Please refer to our [documentation](docs/README.md).

# Acknowledgement

lmms_eval is a fork of [lm-eval-harness](https://github.com/EleutherAI/lm-evaluation-harness). We recommend you to read through the [docs of lm-eval-harness](https://github.com/EleutherAI/lm-evaluation-harness/tree/main/docs) for relevant information. 
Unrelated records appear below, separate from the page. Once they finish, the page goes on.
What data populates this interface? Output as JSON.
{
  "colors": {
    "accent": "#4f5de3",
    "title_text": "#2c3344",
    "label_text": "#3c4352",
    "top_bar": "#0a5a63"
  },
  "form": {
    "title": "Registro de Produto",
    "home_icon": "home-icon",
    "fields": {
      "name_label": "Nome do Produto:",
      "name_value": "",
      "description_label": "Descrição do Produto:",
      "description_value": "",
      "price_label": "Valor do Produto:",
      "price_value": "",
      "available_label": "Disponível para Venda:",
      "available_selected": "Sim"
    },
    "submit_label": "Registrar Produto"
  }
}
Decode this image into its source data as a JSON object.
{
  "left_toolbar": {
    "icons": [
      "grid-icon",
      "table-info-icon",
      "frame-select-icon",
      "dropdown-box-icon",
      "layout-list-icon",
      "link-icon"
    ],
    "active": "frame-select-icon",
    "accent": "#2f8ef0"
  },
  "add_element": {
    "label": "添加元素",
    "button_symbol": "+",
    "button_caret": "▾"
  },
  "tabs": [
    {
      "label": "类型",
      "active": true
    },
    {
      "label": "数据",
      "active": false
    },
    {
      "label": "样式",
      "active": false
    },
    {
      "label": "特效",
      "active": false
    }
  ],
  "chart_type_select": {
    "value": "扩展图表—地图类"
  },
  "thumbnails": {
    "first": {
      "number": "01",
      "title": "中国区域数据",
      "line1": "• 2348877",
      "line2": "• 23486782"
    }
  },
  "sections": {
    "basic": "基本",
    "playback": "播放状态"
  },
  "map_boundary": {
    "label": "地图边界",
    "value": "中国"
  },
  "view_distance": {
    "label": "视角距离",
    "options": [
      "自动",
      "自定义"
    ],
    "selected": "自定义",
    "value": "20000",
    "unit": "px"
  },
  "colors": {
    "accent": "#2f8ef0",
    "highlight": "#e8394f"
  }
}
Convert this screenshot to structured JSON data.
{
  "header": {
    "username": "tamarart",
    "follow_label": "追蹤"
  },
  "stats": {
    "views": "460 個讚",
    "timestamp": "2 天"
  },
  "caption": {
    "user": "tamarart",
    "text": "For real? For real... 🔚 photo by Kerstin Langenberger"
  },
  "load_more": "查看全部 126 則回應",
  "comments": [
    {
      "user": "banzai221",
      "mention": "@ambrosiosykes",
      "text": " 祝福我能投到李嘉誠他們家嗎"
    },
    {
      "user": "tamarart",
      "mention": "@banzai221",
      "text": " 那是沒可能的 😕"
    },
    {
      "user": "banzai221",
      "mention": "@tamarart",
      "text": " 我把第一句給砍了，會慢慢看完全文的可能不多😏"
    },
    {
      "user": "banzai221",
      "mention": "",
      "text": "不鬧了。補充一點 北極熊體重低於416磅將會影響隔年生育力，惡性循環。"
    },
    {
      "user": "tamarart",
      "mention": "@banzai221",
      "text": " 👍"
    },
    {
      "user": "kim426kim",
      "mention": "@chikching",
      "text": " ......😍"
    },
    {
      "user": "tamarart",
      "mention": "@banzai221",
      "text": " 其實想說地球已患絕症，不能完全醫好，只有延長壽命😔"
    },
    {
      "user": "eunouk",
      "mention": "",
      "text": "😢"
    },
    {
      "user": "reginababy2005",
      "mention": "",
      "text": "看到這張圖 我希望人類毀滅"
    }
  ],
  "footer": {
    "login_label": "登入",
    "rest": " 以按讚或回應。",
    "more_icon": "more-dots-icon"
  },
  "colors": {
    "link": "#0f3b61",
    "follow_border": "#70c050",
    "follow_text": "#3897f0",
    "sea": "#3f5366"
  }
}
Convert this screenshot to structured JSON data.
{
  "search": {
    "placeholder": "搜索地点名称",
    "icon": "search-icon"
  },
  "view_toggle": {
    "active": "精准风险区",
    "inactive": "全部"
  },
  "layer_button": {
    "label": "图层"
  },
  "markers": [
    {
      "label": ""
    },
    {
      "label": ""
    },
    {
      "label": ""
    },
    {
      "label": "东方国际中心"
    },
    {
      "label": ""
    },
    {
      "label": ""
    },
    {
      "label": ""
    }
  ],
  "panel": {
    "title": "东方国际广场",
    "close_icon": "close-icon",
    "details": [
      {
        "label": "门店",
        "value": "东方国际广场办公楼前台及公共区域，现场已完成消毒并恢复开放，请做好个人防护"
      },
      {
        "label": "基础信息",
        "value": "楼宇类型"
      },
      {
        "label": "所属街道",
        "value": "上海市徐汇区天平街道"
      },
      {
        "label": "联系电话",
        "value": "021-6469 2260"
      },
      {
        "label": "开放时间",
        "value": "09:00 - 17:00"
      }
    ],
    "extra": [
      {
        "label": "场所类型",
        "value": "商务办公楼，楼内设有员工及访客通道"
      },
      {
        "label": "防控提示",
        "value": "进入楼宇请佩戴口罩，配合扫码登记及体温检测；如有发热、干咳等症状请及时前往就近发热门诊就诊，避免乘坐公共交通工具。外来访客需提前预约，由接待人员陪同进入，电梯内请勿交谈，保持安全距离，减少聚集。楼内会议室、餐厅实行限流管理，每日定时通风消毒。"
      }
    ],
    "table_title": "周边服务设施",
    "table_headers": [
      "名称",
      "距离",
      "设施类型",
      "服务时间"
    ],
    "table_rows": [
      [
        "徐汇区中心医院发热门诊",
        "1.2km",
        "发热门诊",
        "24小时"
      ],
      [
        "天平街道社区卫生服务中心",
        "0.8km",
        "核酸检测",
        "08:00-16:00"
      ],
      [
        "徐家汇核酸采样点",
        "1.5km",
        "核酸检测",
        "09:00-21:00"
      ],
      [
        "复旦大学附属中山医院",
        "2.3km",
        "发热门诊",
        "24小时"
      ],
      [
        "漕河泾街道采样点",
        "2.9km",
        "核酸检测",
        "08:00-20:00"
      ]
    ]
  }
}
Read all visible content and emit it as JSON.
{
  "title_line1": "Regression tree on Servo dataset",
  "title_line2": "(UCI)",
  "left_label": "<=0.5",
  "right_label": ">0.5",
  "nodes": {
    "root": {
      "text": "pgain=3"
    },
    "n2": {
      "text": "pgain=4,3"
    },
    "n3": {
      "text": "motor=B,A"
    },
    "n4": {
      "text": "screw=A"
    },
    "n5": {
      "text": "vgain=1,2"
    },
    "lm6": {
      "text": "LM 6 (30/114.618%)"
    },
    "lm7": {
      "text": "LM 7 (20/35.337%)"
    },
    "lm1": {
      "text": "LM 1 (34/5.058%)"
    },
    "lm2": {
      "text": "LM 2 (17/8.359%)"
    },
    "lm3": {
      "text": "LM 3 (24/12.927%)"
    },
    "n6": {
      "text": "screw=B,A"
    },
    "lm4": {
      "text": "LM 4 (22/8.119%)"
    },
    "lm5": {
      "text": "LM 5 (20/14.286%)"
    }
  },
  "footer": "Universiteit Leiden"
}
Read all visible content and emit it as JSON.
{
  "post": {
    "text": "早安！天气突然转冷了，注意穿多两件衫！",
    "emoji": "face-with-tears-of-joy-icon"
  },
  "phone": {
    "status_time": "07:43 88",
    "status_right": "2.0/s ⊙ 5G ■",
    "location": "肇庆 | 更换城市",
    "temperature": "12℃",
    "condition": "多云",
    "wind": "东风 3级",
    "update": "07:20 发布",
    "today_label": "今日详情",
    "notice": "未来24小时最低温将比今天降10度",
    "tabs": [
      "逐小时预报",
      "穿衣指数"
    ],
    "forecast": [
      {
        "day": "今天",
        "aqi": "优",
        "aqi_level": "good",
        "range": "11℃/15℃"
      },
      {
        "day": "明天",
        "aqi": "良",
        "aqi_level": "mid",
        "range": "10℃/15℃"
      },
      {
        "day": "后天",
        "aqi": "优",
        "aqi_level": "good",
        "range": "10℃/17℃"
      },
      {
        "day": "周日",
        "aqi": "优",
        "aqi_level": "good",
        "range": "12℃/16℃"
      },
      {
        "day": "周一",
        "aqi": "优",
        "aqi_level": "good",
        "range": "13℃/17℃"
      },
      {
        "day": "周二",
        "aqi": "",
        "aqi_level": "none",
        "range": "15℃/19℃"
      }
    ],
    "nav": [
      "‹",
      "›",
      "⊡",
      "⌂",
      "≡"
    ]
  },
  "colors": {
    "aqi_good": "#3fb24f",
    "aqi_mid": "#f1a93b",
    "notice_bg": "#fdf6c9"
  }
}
Below are the changes we made to the original API:

- Build context now only pass in idx and process image and doc during the model responding phase. This is due to the fact that dataset now contains lots of images and we can't store them in the doc like the original lm-eval-harness other wise the cpu memory would explode.
- Instance.args (lmms_eval/api/instance.py) now contains a list of images to be inputted to lmms.
- lm-eval-harness supports all HF language models as single model class. Currently this is not possible of lmms because the input/output format of lmms in HF are not yet unified. Thererfore, we have to create a new class for each lmms model. This is not ideal and we will try to unify them in the future.